D’ailleurs, ces quatre grands caractères, placés comme un titre en exergue sur la volute enveloppante, sont là pour avertir justement de la nature, de la valeur, du sens des figurations peintes qui vont se succéder. Ils forment une phrase complète et bien balancée que l’on doit lire :


CORTÈGES ET TROPHÉE


DES TRIBUTS DES ROYAUMES

C’est donc un défilé horizontal de choses précieuses, venant de par toute la terre, marchant vers le même but pour se composer en un même lieu, aux pieds de quelqu’Un.

C’est donc aussi le Voyage, — le pouvoir dans l’étendue, la présence de ce qui n’est point ici, qui vient de loin et que l’on va chercher si loin : — le DIVERS, — qui n’est pas ceci que nous sommes, mais autre, et donne aux confins du monde ce goût d’un autre monde, — s’il se pouvait par delà le Ciel trop humain. C’est le Voyage.

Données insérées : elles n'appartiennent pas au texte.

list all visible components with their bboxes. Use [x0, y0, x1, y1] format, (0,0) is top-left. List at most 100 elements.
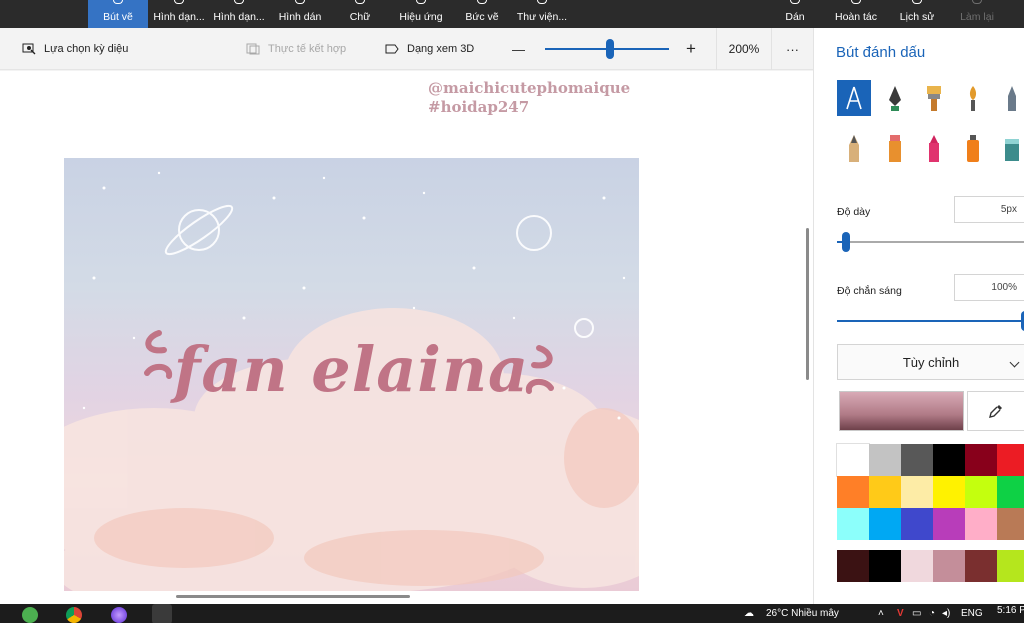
- brush-calligraphy-pen[interactable]: [837, 80, 871, 116]
- opacity-field[interactable]: 100%: [954, 274, 1024, 301]
- current-color-preview[interactable]: [839, 391, 964, 431]
- antivirus-icon[interactable]: V: [897, 608, 904, 619]
- tab-stickers[interactable]: Hình dán: [272, 0, 328, 28]
- mixed-reality-button[interactable]: Thực tế kết hợp: [246, 28, 346, 70]
- color-swatch[interactable]: [933, 508, 965, 540]
- color-swatch[interactable]: [933, 476, 965, 508]
- undo-icon: [851, 0, 861, 4]
- library-icon: [537, 0, 547, 4]
- tab-3d-shapes[interactable]: Hình dạn...: [210, 0, 268, 28]
- network-icon[interactable]: ◔: [929, 608, 935, 619]
- top-ribbon: Bút vẽ Hình dạn... Hình dạn... Hình dán …: [0, 0, 1024, 28]
- color-swatch[interactable]: [901, 476, 933, 508]
- tab-label: Hình dạn...: [213, 11, 265, 23]
- brush-marker[interactable]: [878, 130, 912, 166]
- eyedropper-button[interactable]: [967, 391, 1024, 431]
- color-swatch[interactable]: [869, 550, 901, 582]
- brush-watercolor[interactable]: [956, 80, 990, 116]
- color-swatch[interactable]: [869, 508, 901, 540]
- app-icon[interactable]: [22, 607, 38, 623]
- zoom-slider-thumb[interactable]: [606, 39, 614, 59]
- chrome-icon[interactable]: [66, 607, 82, 623]
- ink-pen-icon: [889, 86, 901, 111]
- opacity-slider-fill: [837, 320, 1024, 322]
- language-indicator[interactable]: ENG: [961, 608, 983, 619]
- color-swatch[interactable]: [869, 476, 901, 508]
- more-options-button[interactable]: ···: [786, 28, 799, 70]
- color-swatch[interactable]: [965, 550, 997, 582]
- tab-label: Hình dán: [278, 11, 322, 23]
- color-swatch[interactable]: [901, 550, 933, 582]
- weather-text[interactable]: 26°C Nhiều mây: [766, 608, 839, 619]
- clock[interactable]: 5:16 P: [997, 605, 1024, 616]
- brush-mode-dropdown[interactable]: Tùy chỉnh: [837, 344, 1024, 380]
- color-swatch[interactable]: [901, 508, 933, 540]
- brush-crayon[interactable]: [837, 130, 871, 166]
- color-swatch[interactable]: [997, 444, 1024, 476]
- tab-3d-library[interactable]: Thư viện...: [512, 0, 572, 28]
- artwork-flourish-left: [144, 330, 173, 379]
- brush-spray[interactable]: [956, 130, 990, 166]
- color-swatch[interactable]: [997, 508, 1024, 540]
- horizontal-scrollbar[interactable]: [176, 595, 410, 598]
- tab-effects[interactable]: Hiệu ứng: [392, 0, 450, 28]
- magic-select-icon: [22, 43, 36, 55]
- artwork-image[interactable]: fan elaina: [64, 158, 639, 591]
- tab-text[interactable]: Chữ: [338, 0, 382, 28]
- vertical-scrollbar[interactable]: [806, 228, 809, 380]
- color-swatch[interactable]: [901, 444, 933, 476]
- brush-panel: Bút đánh dấu Độ dày 5px Độ chắn sáng 100…: [813, 28, 1024, 604]
- zoom-out-button[interactable]: —: [512, 28, 525, 70]
- brush-ink-pen[interactable]: [878, 80, 912, 116]
- color-swatch[interactable]: [933, 550, 965, 582]
- color-swatch[interactable]: [837, 476, 869, 508]
- magic-select-button[interactable]: Lựa chọn kỳ diệu: [22, 28, 128, 70]
- watermark-line-2: #hoidap247: [428, 98, 530, 116]
- browser-icon[interactable]: [111, 607, 127, 623]
- brush-pencil[interactable]: [995, 80, 1024, 116]
- thickness-slider-track[interactable]: [837, 241, 1024, 243]
- brush-highlighter[interactable]: [917, 130, 951, 166]
- weather-icon[interactable]: ☁: [744, 608, 754, 619]
- color-swatch[interactable]: [997, 550, 1024, 582]
- thickness-slider-thumb[interactable]: [842, 232, 850, 252]
- brush-oil[interactable]: [917, 80, 951, 116]
- history-button[interactable]: Lịch sử: [894, 0, 940, 28]
- marker-icon: [889, 135, 901, 162]
- sticker-icon: [295, 0, 305, 4]
- tab-canvas[interactable]: Bức vẽ: [458, 0, 506, 28]
- color-swatch[interactable]: [965, 476, 997, 508]
- battery-icon[interactable]: ▭: [912, 608, 921, 619]
- canvas-area[interactable]: @maichicutephomaique #hoidap247 fan elai…: [0, 71, 813, 604]
- paste-button[interactable]: Dán: [778, 0, 812, 28]
- tray-chevron-icon[interactable]: ˄: [878, 608, 884, 619]
- chevron-down-icon: [1009, 357, 1020, 368]
- volume-icon[interactable]: ◂): [942, 608, 950, 619]
- zoom-in-button[interactable]: +: [686, 28, 696, 70]
- paint3d-taskbar-icon[interactable]: [152, 604, 172, 623]
- watermark-line-1: @maichicutephomaique: [428, 79, 631, 97]
- color-swatch[interactable]: [837, 550, 869, 582]
- thickness-field[interactable]: 5px: [954, 196, 1024, 223]
- watercolor-brush-icon: [969, 86, 977, 111]
- undo-button[interactable]: Hoàn tác: [830, 0, 882, 28]
- color-swatch[interactable]: [965, 444, 997, 476]
- view-3d-button[interactable]: Dạng xem 3D: [385, 28, 474, 70]
- tab-label: Hình dạn...: [153, 11, 205, 23]
- color-swatch[interactable]: [836, 443, 870, 477]
- brush-pixel-pen[interactable]: [995, 130, 1024, 166]
- zoom-level-field[interactable]: 200%: [716, 28, 772, 70]
- color-swatch[interactable]: [869, 444, 901, 476]
- history-icon: [912, 0, 922, 4]
- pencil-icon: [1008, 86, 1016, 111]
- tab-2d-shapes[interactable]: Hình dạn...: [150, 0, 208, 28]
- redo-button[interactable]: Làm lại: [955, 0, 999, 28]
- color-swatch[interactable]: [997, 476, 1024, 508]
- shape-2d-icon: [174, 0, 184, 4]
- view-3d-icon: [385, 44, 399, 54]
- tab-brushes[interactable]: Bút vẽ: [88, 0, 148, 28]
- color-swatch[interactable]: [837, 508, 869, 540]
- color-swatch[interactable]: [965, 508, 997, 540]
- undo-label: Hoàn tác: [834, 11, 878, 23]
- color-swatch[interactable]: [933, 444, 965, 476]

Non pas dans les nues ; — comme la longue et lourde chenille bavant à tous les pas, il est collé au plan terrestre. Reconnaissez malgré tout l’artifice, magique malgré tout, du Peintre en plein geste de synthèse : l’Étendue, il vous la réduit et la condense comme l’air vitrifié par l’alchimiste à son fourneau ; vous en disposez entre vos mains : vous la roulez de l’une à l’autre ; vous fixerez le paysage fuyant, et vous poserez où il vous plaira le domaine de votre vue.

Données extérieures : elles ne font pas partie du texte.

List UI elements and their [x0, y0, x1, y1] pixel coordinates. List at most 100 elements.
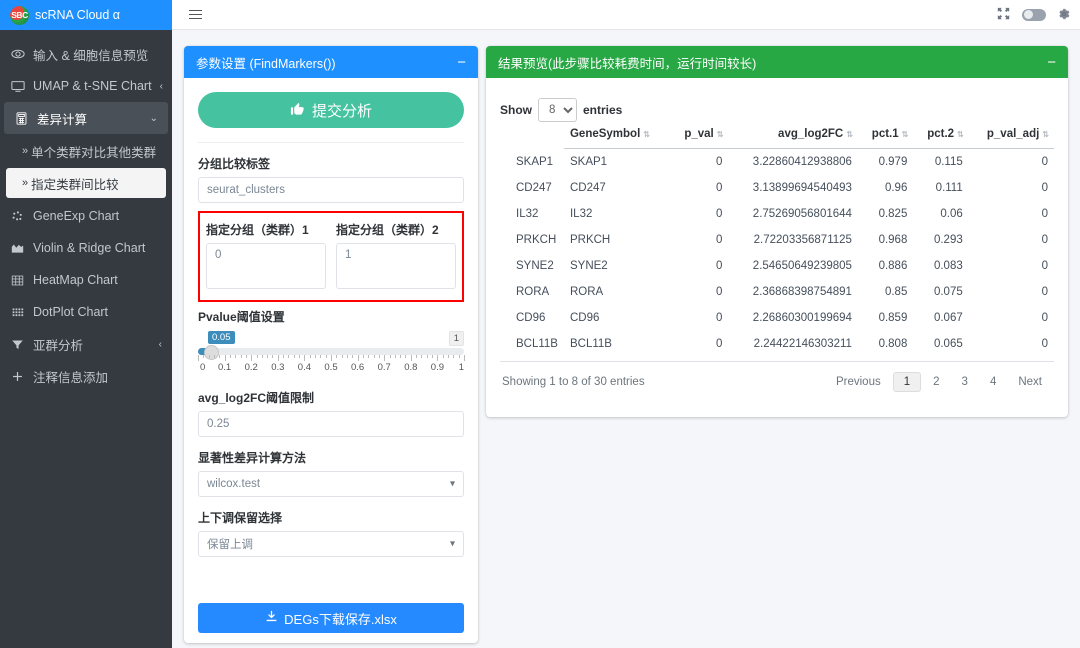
slider-tick-labels: 0 0.1 0.2 0.3 0.4 0.5 0.6 0.7 0.8 0.9 1: [198, 362, 464, 376]
table-header-row: GeneSymbol ⇅ p_val ⇅ avg_log2FC ⇅ pct.1 ⇅ pct.2 ⇅…: [500, 122, 1054, 149]
results-panel: 结果预览(此步骤比较耗费时间，运行时间较长) − Show 8 entries …: [486, 46, 1068, 417]
sidebar-item-violin-ridge-chart[interactable]: Violin & Ridge Chart: [0, 232, 172, 264]
pagination-next[interactable]: Next: [1008, 373, 1052, 391]
cluster-selection-highlight-box: 指定分组（类群）1 0 指定分组（类群）2 1: [198, 211, 464, 302]
table-cell-rowname: BCL11B: [516, 338, 558, 350]
pvalue-max-value: 1: [448, 331, 464, 346]
pagination-page-3[interactable]: 3: [952, 373, 978, 391]
slider-tick: [267, 355, 269, 358]
slider-tick: [378, 355, 380, 358]
collapse-icon[interactable]: −: [457, 55, 466, 70]
sidebar-subitem-label: 单个类群对比其他类群: [31, 145, 157, 160]
top-bar-right: [172, 0, 1080, 30]
regulation-select[interactable]: [198, 531, 464, 557]
sidebar-item-input-cell-preview[interactable]: 输入 & 细胞信息预览: [0, 38, 172, 70]
table-cell-avg-log2fc: 2.54650649239805: [752, 260, 852, 272]
slider-tick: [362, 355, 364, 358]
table-cell-p-val: 0: [716, 182, 723, 194]
table-col-pct.2[interactable]: pct.2 ⇅: [913, 122, 969, 149]
collapse-icon[interactable]: −: [1047, 55, 1056, 70]
slider-tick: [453, 355, 455, 358]
group-label-title: 分组比较标签: [198, 157, 271, 171]
download-degs-label: DEGs下载保存.xlsx: [284, 611, 397, 627]
parameters-panel-header: 参数设置 (FindMarkers()) −: [184, 46, 478, 78]
table-cell-pct1: 0.886: [878, 260, 908, 272]
slider-tick: [198, 355, 199, 361]
divider: [198, 142, 464, 143]
sort-icon[interactable]: ⇅: [902, 130, 909, 139]
pagination-page-1[interactable]: 1: [892, 372, 922, 392]
sidebar-item-diff-calculation[interactable]: 差异计算 ⌄: [4, 102, 168, 134]
sidebar-item-dotplot-chart[interactable]: DotPlot Chart: [0, 296, 172, 328]
hamburger-icon[interactable]: [186, 7, 205, 23]
slider-tick-label: 0.1: [217, 362, 232, 373]
slider-tick: [235, 355, 237, 358]
gear-icon[interactable]: [1058, 8, 1070, 22]
table-cell-pct1: 0.825: [878, 208, 908, 220]
table-row: BCL11B BCL11B 0 2.24422146303211 0.808 0.065 0: [500, 331, 1054, 357]
sort-icon[interactable]: ⇅: [846, 130, 853, 139]
sort-icon[interactable]: ⇅: [1042, 130, 1049, 139]
expand-arrows-icon[interactable]: [997, 7, 1010, 22]
pagination: Previous 1 2 3 4 Next: [826, 372, 1052, 392]
sidebar-subitem-one-vs-rest[interactable]: » 单个类群对比其他类群: [6, 136, 166, 166]
method-select[interactable]: [198, 471, 464, 497]
table-col-p_val_adj[interactable]: p_val_adj ⇅: [968, 122, 1054, 149]
entries-select[interactable]: 8: [538, 98, 577, 122]
table-col-pct.1[interactable]: pct.1 ⇅: [857, 122, 914, 149]
scatter-icon: [10, 210, 25, 223]
download-icon: [265, 610, 278, 626]
sidebar-item-heatmap-chart[interactable]: HeatMap Chart: [0, 264, 172, 296]
sidebar-item-label: 亚群分析: [33, 338, 84, 353]
table-row: RORA RORA 0 2.36868398754891 0.85 0.075 0: [500, 279, 1054, 305]
table-col-p_val[interactable]: p_val ⇅: [670, 122, 729, 149]
table-cell-pct2: 0.293: [933, 234, 963, 246]
main-content: 参数设置 (FindMarkers()) − 提交分析 分组比较标签 指定分组（…: [172, 30, 1080, 648]
sidebar-subitem-between-clusters[interactable]: » 指定类群间比较: [6, 168, 166, 198]
slider-tick: [336, 355, 338, 358]
sidebar-item-umap-tsne-chart[interactable]: UMAP & t-SNE Chart ‹: [0, 70, 172, 102]
table-cell-p-val-adj: 0: [1041, 260, 1048, 272]
slider-tick: [288, 355, 290, 358]
sort-icon[interactable]: ⇅: [957, 130, 964, 139]
table-cell-pct1: 0.808: [878, 338, 908, 350]
table-col-label: avg_log2FC: [778, 128, 844, 140]
submit-analysis-button[interactable]: 提交分析: [198, 92, 464, 128]
sidebar-item-geneexp-chart[interactable]: GeneExp Chart: [0, 200, 172, 232]
pagination-previous[interactable]: Previous: [826, 373, 891, 391]
parameters-panel: 参数设置 (FindMarkers()) − 提交分析 分组比较标签 指定分组（…: [184, 46, 478, 643]
log2fc-input[interactable]: [198, 411, 464, 437]
sort-icon[interactable]: ⇅: [643, 130, 650, 139]
slider-tick-label: 0.3: [271, 362, 285, 373]
theme-toggle-switch[interactable]: [1022, 8, 1046, 21]
table-cell-avg-log2fc: 3.13899694540493: [752, 182, 852, 194]
slider-tick: [208, 355, 210, 358]
download-degs-button[interactable]: DEGs下载保存.xlsx: [198, 603, 464, 633]
table-cell-pct1: 0.85: [884, 286, 908, 298]
sidebar-item-subcluster-analysis[interactable]: 亚群分析 ‹: [0, 328, 172, 360]
parameters-panel-title: 参数设置 (FindMarkers()): [196, 56, 336, 71]
table-col-label: p_val: [684, 128, 714, 140]
pvalue-current-value: 0.05: [208, 331, 235, 344]
slider-track[interactable]: [198, 348, 464, 355]
slider-tick: [426, 355, 428, 358]
brand-area[interactable]: SBC scRNA Cloud α: [0, 0, 172, 30]
sidebar-item-annotation-add[interactable]: 注释信息添加: [0, 360, 172, 392]
table-col-GeneSymbol[interactable]: GeneSymbol ⇅: [563, 122, 671, 149]
group-label-input[interactable]: [198, 177, 464, 203]
slider-tick: [315, 355, 317, 358]
pagination-page-2[interactable]: 2: [923, 373, 949, 391]
cluster2-textarea[interactable]: 1: [336, 243, 456, 289]
slider-tick: [458, 355, 460, 358]
cluster2-title: 指定分组（类群）2: [336, 223, 439, 237]
sort-icon[interactable]: ⇅: [717, 130, 724, 139]
cluster1-title: 指定分组（类群）1: [206, 223, 309, 237]
pagination-page-4[interactable]: 4: [980, 373, 1006, 391]
chevron-left-icon: ‹: [158, 338, 162, 350]
download-area: DEGs下载保存.xlsx: [198, 603, 464, 633]
plus-icon: [10, 370, 25, 383]
table-col-avg_log2FC[interactable]: avg_log2FC ⇅: [728, 122, 858, 149]
pvalue-slider[interactable]: 0.05 1 0 0.1 0.2 0.3 0.4 0.5 0.6 0.7 0.8 0.9 1: [198, 331, 465, 377]
table-row: IL32 IL32 0 2.75269056801644 0.825 0.06 0: [500, 201, 1054, 227]
cluster1-textarea[interactable]: 0: [206, 243, 326, 289]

Et bien qu’ici tous les personnages soient en mouvement et marchent vite, tous ces tributaires, parfois bien montés, vous les dépasserez du tranchant de vos ongles comme un esprit aiguisé rattrape et devance le cours des moments. Vous pourriez même obliger les Cortèges à reculer et les fleuves à reboire leurs sources… Vous ne le ferez pas ! Vous ne reviendrez pas en arrière : et vous ne croirez pas non plus à la poussée fidèle du passé : c’est devant, c’est au loin qu’est la force tirante : déroulez donc indiscontinument de la droite vers la gauche : n’entravez pas la procession… Et vous savez où elle va ?

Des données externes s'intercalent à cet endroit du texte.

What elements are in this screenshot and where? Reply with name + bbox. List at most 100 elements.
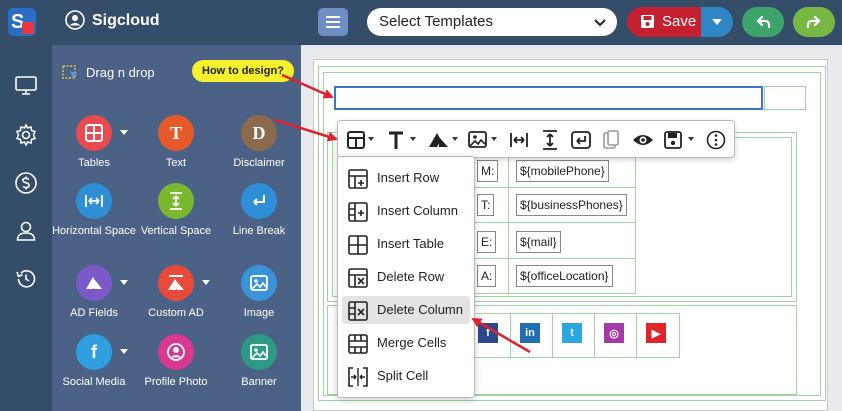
menu-item-label: Delete Column: [377, 302, 463, 317]
text-icon: T: [158, 115, 194, 151]
banner-icon: [241, 334, 277, 370]
grid-divider: [474, 258, 636, 259]
instagram-icon[interactable]: ◎: [604, 323, 624, 343]
tables-icon: [76, 115, 112, 151]
menu-item-label: Merge Cells: [377, 335, 447, 350]
image-icon[interactable]: [468, 129, 488, 151]
tool-profile-photo[interactable]: Profile Photo: [134, 334, 218, 389]
table-icon[interactable]: [347, 129, 365, 151]
redo-icon: [806, 15, 821, 29]
undo-button[interactable]: [742, 7, 784, 37]
grid-divider: [474, 187, 636, 188]
history-icon[interactable]: [14, 267, 38, 291]
horizontal-space-icon[interactable]: [509, 129, 529, 151]
tool-horizontal-space[interactable]: Horizontal Space: [52, 183, 136, 238]
paste-icon[interactable]: [602, 129, 620, 151]
twitter-icon[interactable]: t: [562, 323, 582, 343]
tool-ad-fields[interactable]: AD Fields: [52, 265, 136, 320]
tool-label: Line Break: [232, 225, 286, 237]
tool-label: AD Fields: [70, 307, 118, 319]
menu-item-label: Insert Table: [377, 236, 444, 251]
user-icon[interactable]: [14, 219, 38, 243]
address-value[interactable]: ${officeLocation}: [516, 265, 613, 287]
delete-column-icon: [348, 301, 368, 321]
tool-tables[interactable]: Tables: [52, 115, 136, 170]
desktop-icon[interactable]: [14, 73, 38, 97]
sigcloud-logo: S: [8, 8, 36, 36]
user-avatar-icon[interactable]: [65, 10, 85, 30]
facebook-icon[interactable]: f: [478, 323, 498, 343]
selected-cell[interactable]: [334, 86, 763, 110]
text-format-icon[interactable]: [388, 129, 404, 151]
tool-text[interactable]: T Text: [134, 115, 218, 170]
insert-row-icon: [348, 169, 368, 189]
gear-icon[interactable]: [14, 123, 38, 147]
undo-icon: [756, 15, 771, 29]
save-icon[interactable]: [664, 129, 682, 151]
caret-down-icon: [688, 137, 694, 141]
ad-fields-icon[interactable]: [428, 129, 450, 151]
how-to-design-button[interactable]: How to design?: [192, 60, 294, 82]
caret-down-icon: [452, 137, 458, 141]
menu-item-label: Insert Column: [377, 203, 458, 218]
youtube-icon[interactable]: ▶: [646, 323, 666, 343]
grid-divider: [474, 222, 636, 223]
tool-disclaimer[interactable]: D Disclaimer: [217, 115, 301, 170]
redo-button[interactable]: [793, 7, 835, 37]
linkedin-icon[interactable]: in: [520, 323, 540, 343]
caret-down-icon: [410, 137, 416, 141]
tool-label: Social Media: [62, 376, 126, 388]
email-value[interactable]: ${mail}: [516, 231, 561, 253]
vertical-space-icon[interactable]: [541, 129, 559, 151]
tool-label: Disclaimer: [233, 157, 285, 169]
menu-item-insert-row[interactable]: Insert Row: [342, 164, 470, 192]
top-bar: S Sigcloud Select Templates Save: [0, 0, 842, 45]
menu-item-delete-row[interactable]: Delete Row: [342, 263, 470, 291]
phone-value[interactable]: ${businessPhones}: [516, 194, 627, 216]
caret-down-icon: [491, 137, 497, 141]
menu-item-insert-table[interactable]: Insert Table: [342, 230, 470, 258]
menu-item-label: Insert Row: [377, 170, 440, 185]
tool-social-media[interactable]: f Social Media: [52, 334, 136, 389]
tool-label: Tables: [78, 157, 110, 169]
tool-banner[interactable]: Banner: [217, 334, 301, 389]
grid-divider: [636, 313, 637, 358]
tool-vertical-space[interactable]: Vertical Space: [134, 183, 218, 238]
save-dropdown-button[interactable]: [701, 7, 733, 37]
eye-icon[interactable]: [632, 129, 654, 151]
dollar-circle-icon[interactable]: [14, 171, 38, 195]
menu-button[interactable]: [318, 8, 348, 36]
menu-item-split-cell[interactable]: Split Cell: [342, 362, 470, 390]
tool-line-break[interactable]: Line Break: [217, 183, 301, 238]
tool-custom-ad[interactable]: Custom AD: [134, 265, 218, 320]
vertical-space-icon: [158, 183, 194, 219]
grid-divider: [510, 313, 511, 358]
menu-item-insert-column[interactable]: Insert Column: [342, 197, 470, 225]
table-cell[interactable]: [764, 86, 806, 110]
line-break-icon[interactable]: [571, 129, 591, 151]
tool-label: Custom AD: [148, 307, 204, 319]
grid-divider: [552, 313, 553, 358]
template-select[interactable]: Select Templates: [367, 8, 617, 36]
address-label: A:: [477, 265, 497, 287]
more-options-icon[interactable]: [706, 129, 726, 151]
phone-label: T:: [477, 194, 495, 216]
left-rail: [0, 45, 52, 411]
menu-item-merge-cells[interactable]: Merge Cells: [342, 329, 470, 357]
save-label: Save: [662, 13, 697, 30]
mobile-value[interactable]: ${mobilePhone}: [516, 160, 609, 182]
custom-ad-icon: [158, 265, 194, 301]
merge-cells-icon: [348, 334, 368, 354]
tool-image[interactable]: Image: [217, 265, 301, 320]
caret-down-icon: [368, 137, 374, 141]
grid-divider: [508, 154, 509, 294]
tool-label: Banner: [241, 376, 277, 388]
save-button[interactable]: Save: [627, 7, 701, 37]
format-toolbar: [337, 120, 735, 158]
image-icon: [241, 265, 277, 301]
delete-row-icon: [348, 268, 368, 288]
side-panel: Drag n drop How to design? Tables T Text…: [52, 45, 301, 411]
caret-down-icon: [712, 19, 722, 25]
email-label: E:: [477, 231, 497, 253]
menu-item-delete-column[interactable]: Delete Column: [342, 296, 470, 324]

Vers LUI, Centre, Milieu, Fils unique du Ciel-Un. — Le voyage est beau, certes, mais par principes, interdit à l’Empereur hors du palais des Barrières. Ceci donc a été peint pour remédier à cela ; pour que les dehors et les ailleurs accourent ici et se justifient d’absence. De même qu’un Édit, quelques traits de Son pinceau, pénétrant les extrêmes, s’en vont apporter chaleur et justice et la paix et la satisfaction à tous les sujets de l’Univers, — inversement, tout ce qui d’abord est distant, vient tôt ou tard, par respect, par ruse, par gré ou par force. Le rejoindre, se soumettre et fondre en un seul hommage devant LUI.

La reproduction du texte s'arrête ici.